The character has a best friend–her guitar. The instrument, Marshmellow, is fully sentient. It speaks, has arms and legs, and drinks like a sailor. There are other players in her life (the friend from afar, the creepy antique store guy, her family back home) but for the most part, it is just Larry and Marshmellow. At one point after saying goodbye to a old friend, Larry exclaims that she hates having people over. She says this, of course, to her anthropomorphic guitar. This exchange is worth more than the sum of its parts, and goes well to show that the character prefers solitude, even if she is a little lonely. Marshmellow is a great character of its own right. When Larry leaves for an extended visit back home, you really feel for the little guy.
And now, the obligatory mention of panels and pacing: One early scene told me exactly how much I was going to enjoy this book. “<3 has a girlfriend,” Larry’s friend proclaims. Panel of silence. Larry’s response, followed by friendly extrapolation that flows openly into the air, up and over Larry’s head. These panels were incredibly profound in the way they showed the internal response to hearing emotionally singificant information. In a quick series of panels, we know more about the character of “<3” than we could have with pages of enunciation (though Stein does go on to indulge us with backstory). It’s a hard thing to get right, but Stein nails it.

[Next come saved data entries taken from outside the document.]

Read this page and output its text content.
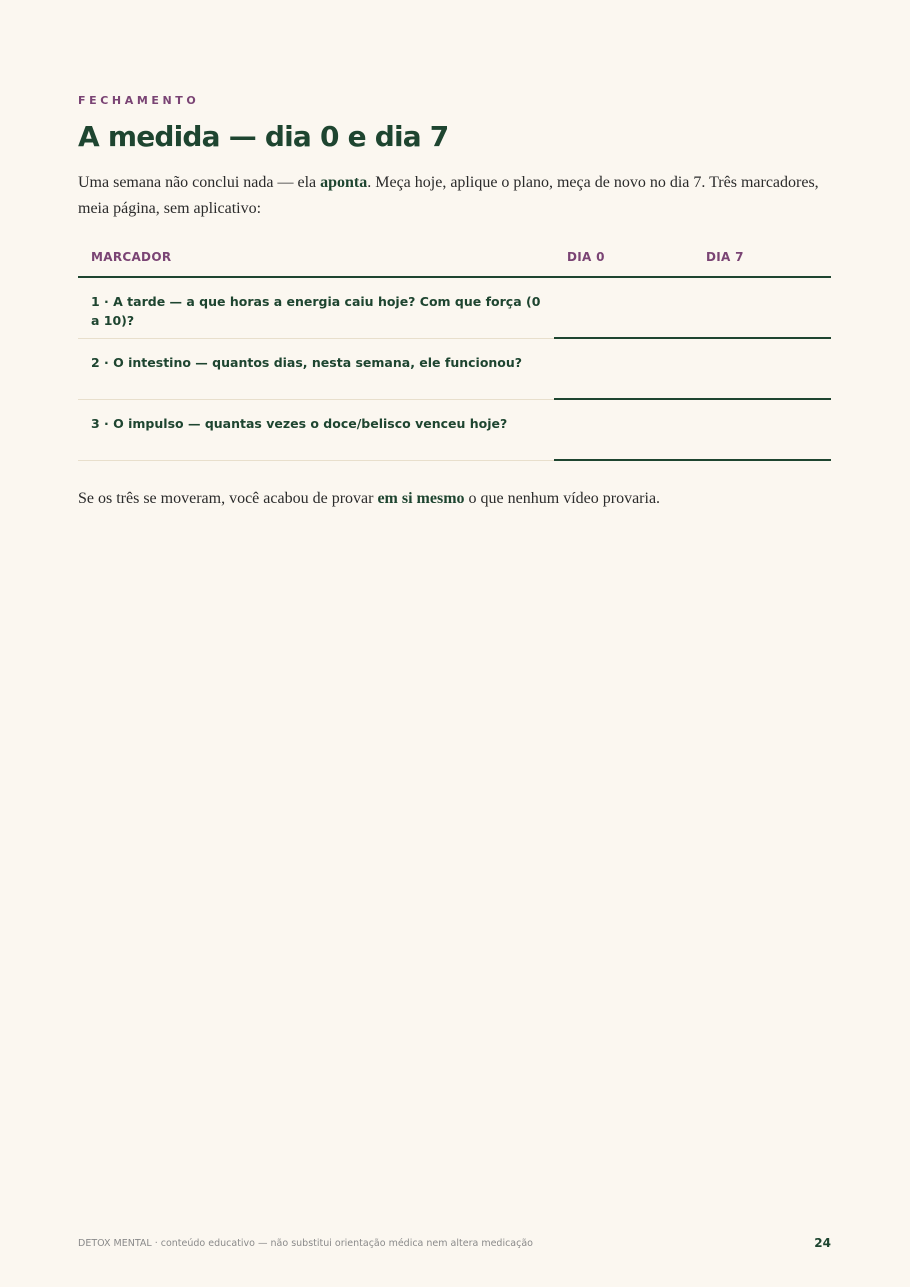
FECHAMENTO
A medida — dia 0 e dia 7

Uma semana não conclui nada — ela aponta. Meça hoje, aplique o plano, meça de novo no dia 7. Três marcadores, meia página, sem aplicativo:

MARCADOR	DIA 0	DIA 7
1 · A tarde — a que horas a energia caiu hoje? Com que força (0 a 10)?
2 · O intestino — quantos dias, nesta semana, ele funcionou?
3 · O impulso — quantas vezes o doce/belisco venceu hoje?

Se os três se moveram, você acabou de provar em si mesmo o que nenhum vídeo provaria.

DETOX MENTAL · conteúdo educativo — não substitui orientação médica nem altera medicação	24
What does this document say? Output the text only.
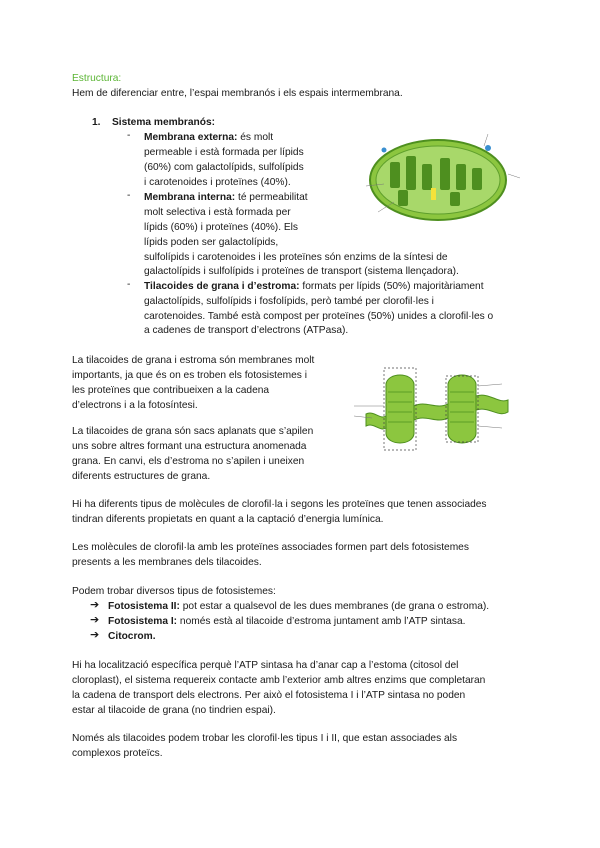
Estructura:
Hem de diferenciar entre, l’espai membranós i els espais intermembrana.
1. Sistema membranós:
- Membrana externa: és molt
permeable i està formada per lípids
(60%) com galactolípids, sulfolípids
i carotenoides i proteïnes (40%).
- Membrana interna: té permeabilitat
molt selectiva i està formada per
lípids (60%) i proteïnes (40%). Els
lípids poden ser galactolípids,
sulfolípids i carotenoides i les proteïnes són enzims de la síntesi de
galactolípids i sulfolípids i proteïnes de transport (sistema llençadora).
- Tilacoides de grana i d’estroma: formats per lípids (50%) majoritàriament
galactolípids, sulfolípids i fosfolípids, però també per clorofil·les i
carotenoides. També està compost per proteïnes (50%) unides a clorofil·les o
a cadenes de transport d’electrons (ATPasa).
La tilacoides de grana i estroma són membranes molt
importants, ja que és on es troben els fotosistemes i
les proteïnes que contribueixen a la cadena
d’electrons i a la fotosíntesi.
La tilacoides de grana són sacs aplanats que s’apilen
uns sobre altres formant una estructura anomenada
grana. En canvi, els d’estroma no s’apilen i uneixen
diferents estructures de grana.
Hi ha diferents tipus de molècules de clorofil·la i segons les proteïnes que tenen associades
tindran diferents propietats en quant a la captació d’energia lumínica.
Les molècules de clorofil·la amb les proteïnes associades formen part dels fotosistemes
presents a les membranes dels tilacoides.
Podem trobar diversos tipus de fotosistemes:
➔ Fotosistema II: pot estar a qualsevol de les dues membranes (de grana o estroma).
➔ Fotosistema I: només està al tilacoide d’estroma juntament amb l’ATP sintasa.
➔ Citocrom.
Hi ha localització específica perquè l’ATP sintasa ha d’anar cap a l’estoma (citosol del
cloroplast), el sistema requereix contacte amb l’exterior amb altres enzims que completaran
la cadena de transport dels electrons. Per això el fotosistema I i l’ATP sintasa no poden
estar al tilacoide de grana (no tindrien espai).
Només als tilacoides podem trobar les clorofil·les tipus I i II, que estan associades als
complexos proteïcs.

I really enjoyed this collection, and I want to see more from this creator. I have a friend who moved out to the country, not unlike Larry, and I could not stop thinking of her when reading this. At every turn, Larry reminded me more and more of a real-life person, someone I knew who left my vicinity a while back, who has described certain issues similar to the ones Larry has gone through in the book. Be it the quasi-autobiographical nature of this volume, or perhaps good, solid storytelling, this comic has reminded me of someone close, and made me smile the entire time. There is significant depth to this fantastic story about a girl, her guitar, and the quirks associated with staying alive. This kind is the art that I prefer to keep around me.
TL;DR: Fun and lighthearted, but not without depth. I thoroughly enjoyed it.